NEW-YORK – La sécurité de l'Afghanistan et sa situation politique restent marquées par l'incertitude due au retrait des troupes des USA et de l'OTAN, l'approche de l'élection présidentielle et l'impasse dans laquelle se trouvent les négociations avec les talibans. Reconnaissant que l'insécurité économique prolongée exacerbe dangereusement cet état de fait, le gouvernement a annoncé un nouveau plan de stimulation économique destiné à attirer les investissements directs étrangers.
Ce plan comporte la vente de terre aux hommes d'affaires pour un prix dérisoire, des exemptions fiscales jusqu'à 7 ans pour les propriétaires d'usine et des prêts à faible taux sur une période pouvant aller jusqu'à 10 ans pour les agriculteurs. Ces avantages destinés à l'élite locale et aux investisseurs étrangers dans le but d'arrêter ou même d'inverser le mouvement de fuite des capitaux ne changeront pas grand chose : ce sont des mesures fragmentaires qui ne permettront pas de résoudre les problèmes économiques fondamentaux de l'Afghanistan.
Au début de la transition d'après-guerre, les investissements directs étrangers ont augmenté rapidement, passant entre 2002 et 2005 de 1,2% à un pic de 4,3% du PIB. La majorité de ces capitaux sont allés à la construction et au secteur des services, les principaux moteurs de croissance, et visait à satisfaire à la demande internationale, qu'elle soit civile ou militaire.

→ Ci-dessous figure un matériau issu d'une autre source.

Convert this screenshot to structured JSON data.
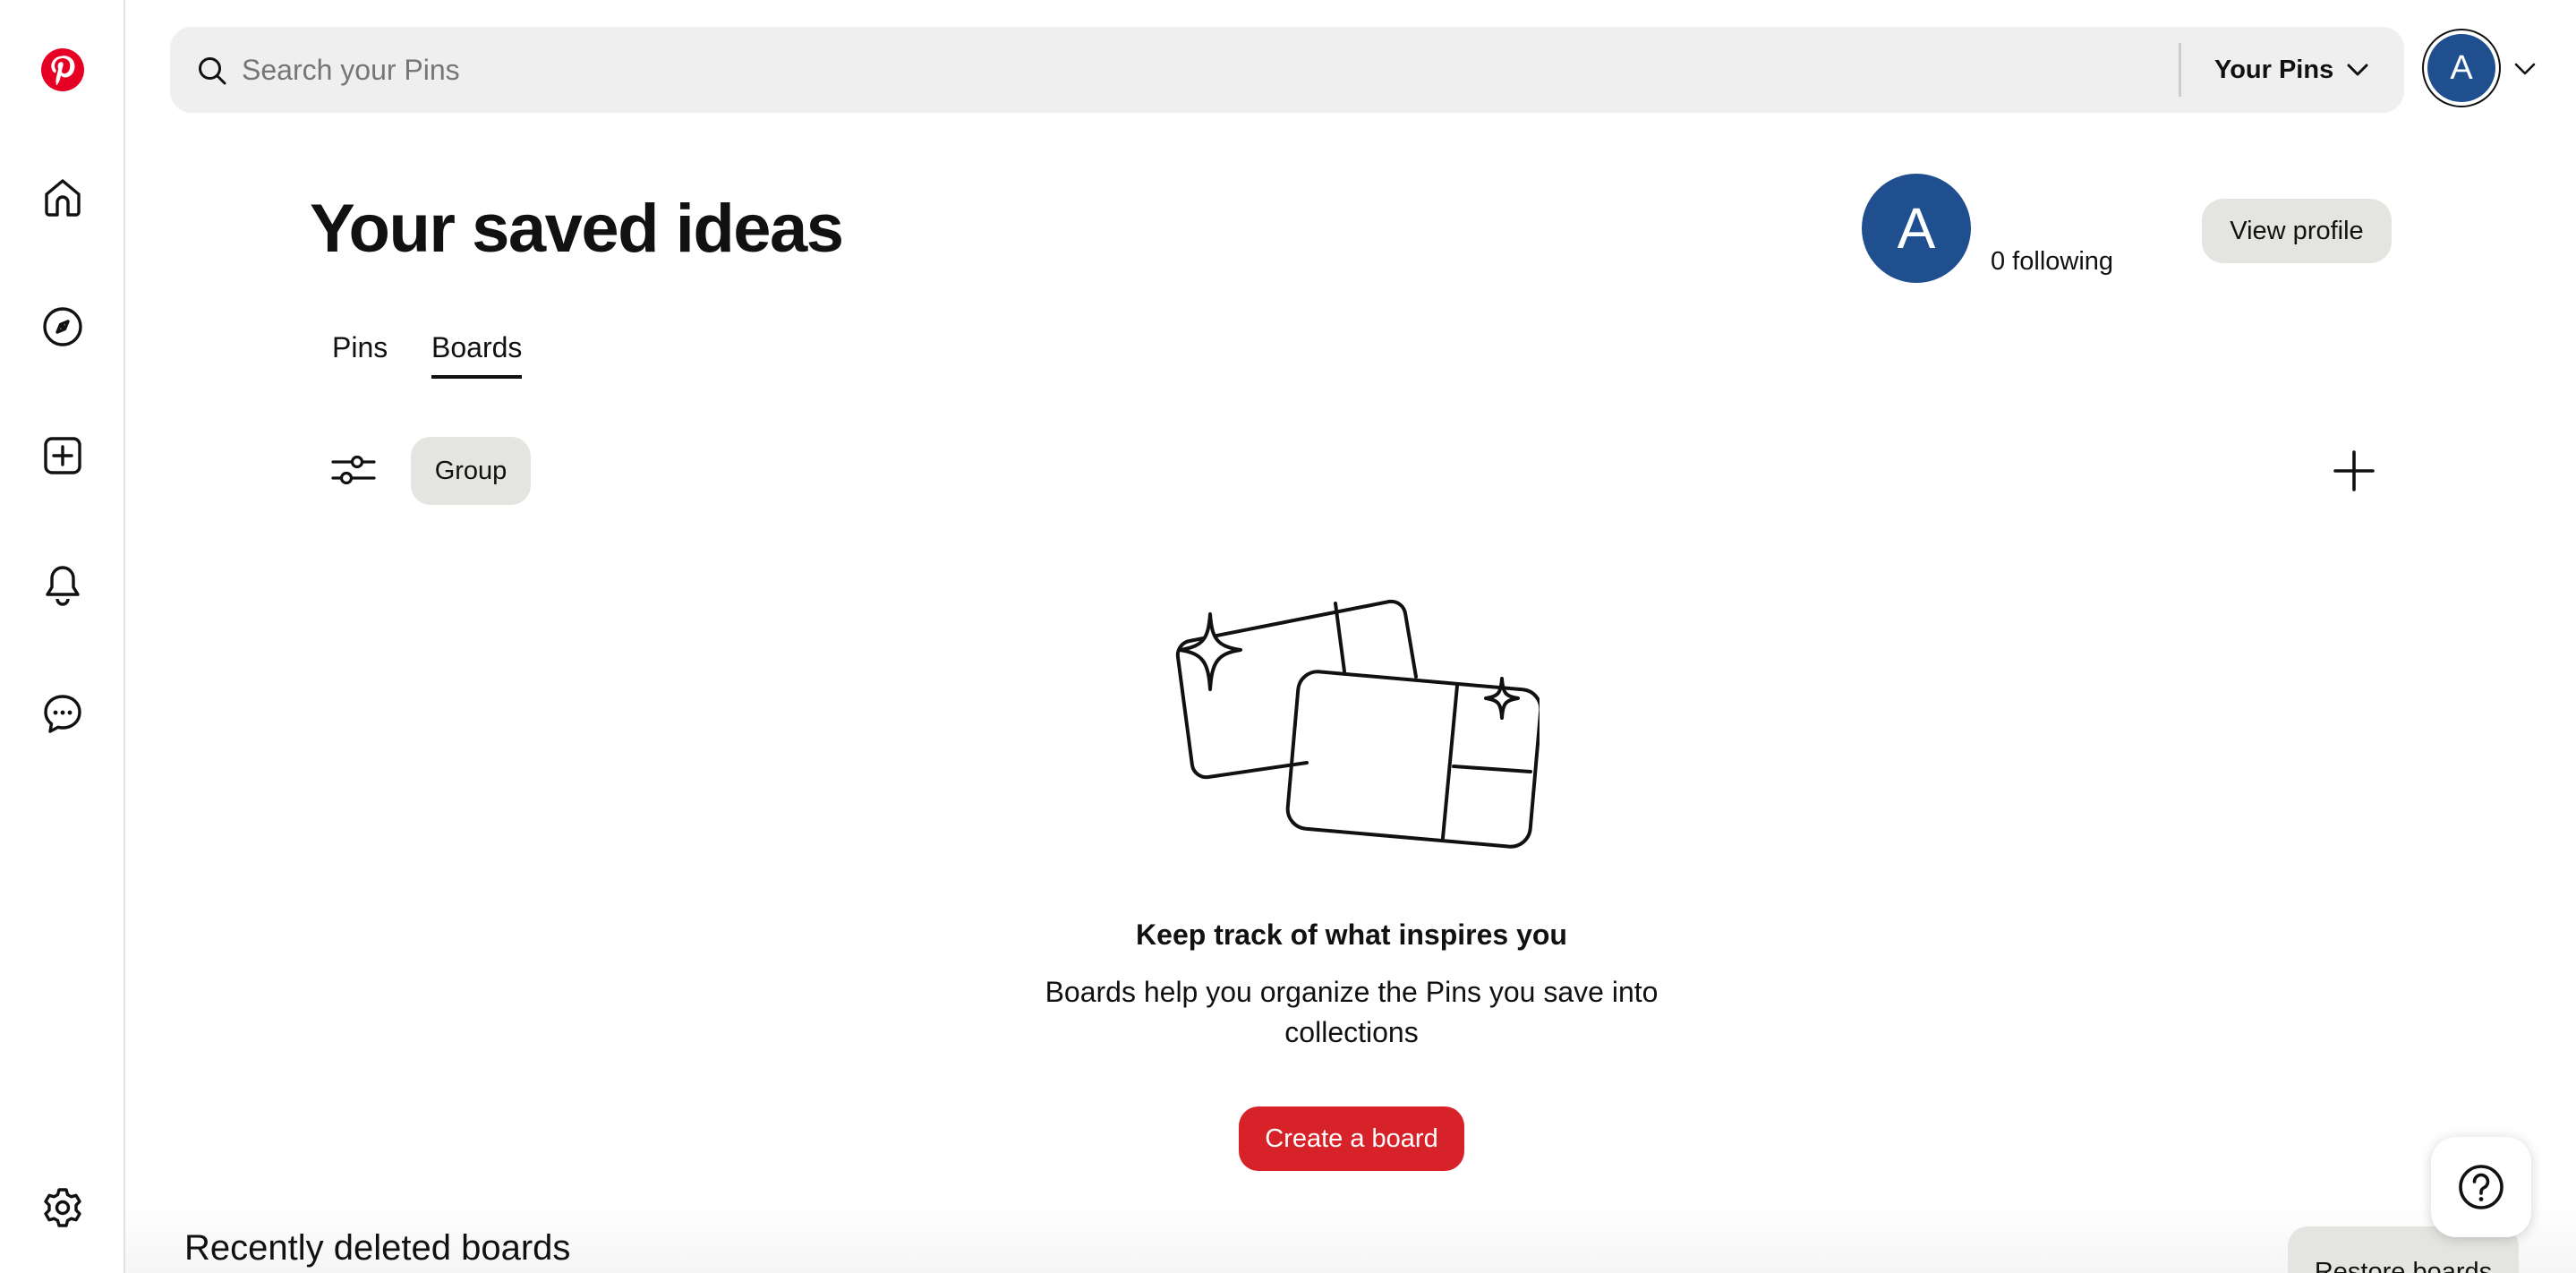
{
  "sidebar": {
    "logo_icon": "pinterest-logo",
    "items": [
      {
        "name": "home",
        "icon": "home-icon"
      },
      {
        "name": "explore",
        "icon": "compass-icon"
      },
      {
        "name": "create",
        "icon": "plus-square-icon"
      },
      {
        "name": "updates",
        "icon": "bell-icon"
      },
      {
        "name": "messages",
        "icon": "chat-bubble-icon"
      }
    ],
    "settings_icon": "gear-icon"
  },
  "topbar": {
    "search_placeholder": "Search your Pins",
    "search_value": "",
    "scope_label": "Your Pins",
    "account_initial": "A"
  },
  "header": {
    "title": "Your saved ideas",
    "profile_initial": "A",
    "following": "0 following",
    "view_profile_label": "View profile"
  },
  "tabs": [
    {
      "label": "Pins",
      "active": false
    },
    {
      "label": "Boards",
      "active": true
    }
  ],
  "toolbar": {
    "group_label": "Group"
  },
  "empty_state": {
    "heading": "Keep track of what inspires you",
    "body": "Boards help you organize the Pins you save into collections",
    "cta_label": "Create a board"
  },
  "recently_deleted": {
    "title": "Recently deleted boards",
    "restore_label": "Restore boards"
  },
  "colors": {
    "brand_red": "#e60023",
    "avatar_blue": "#1f4f8f",
    "button_gray": "#e4e4e1"
  }
}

Mais en 2006-2007 les investissements directs étrangers ont commencé à diminuer en raison d'une brusque augmentation de l'insécurité, de l'insuffisance du réseau électrique et des infrastructures, du manque de main d'œuvre qualifiée, d'un système juridique et d'une réglementation inadéquate, d'une bureaucratie inefficace et de la nécessité pour les entreprises de renouveler chaque année leur licence. La saisie des terres, la corruption chronique, l'impunité, l'incapacité de veiller à l'application des contrats, la dispersion et l'inefficacité de l'aide ont contribué également à détourner les investisseurs, qu'ils soient afghans ou étrangers. Aussi les investissements directs étrangers ont-ils dégringolé à 0,5% du PIB en 2011-2012.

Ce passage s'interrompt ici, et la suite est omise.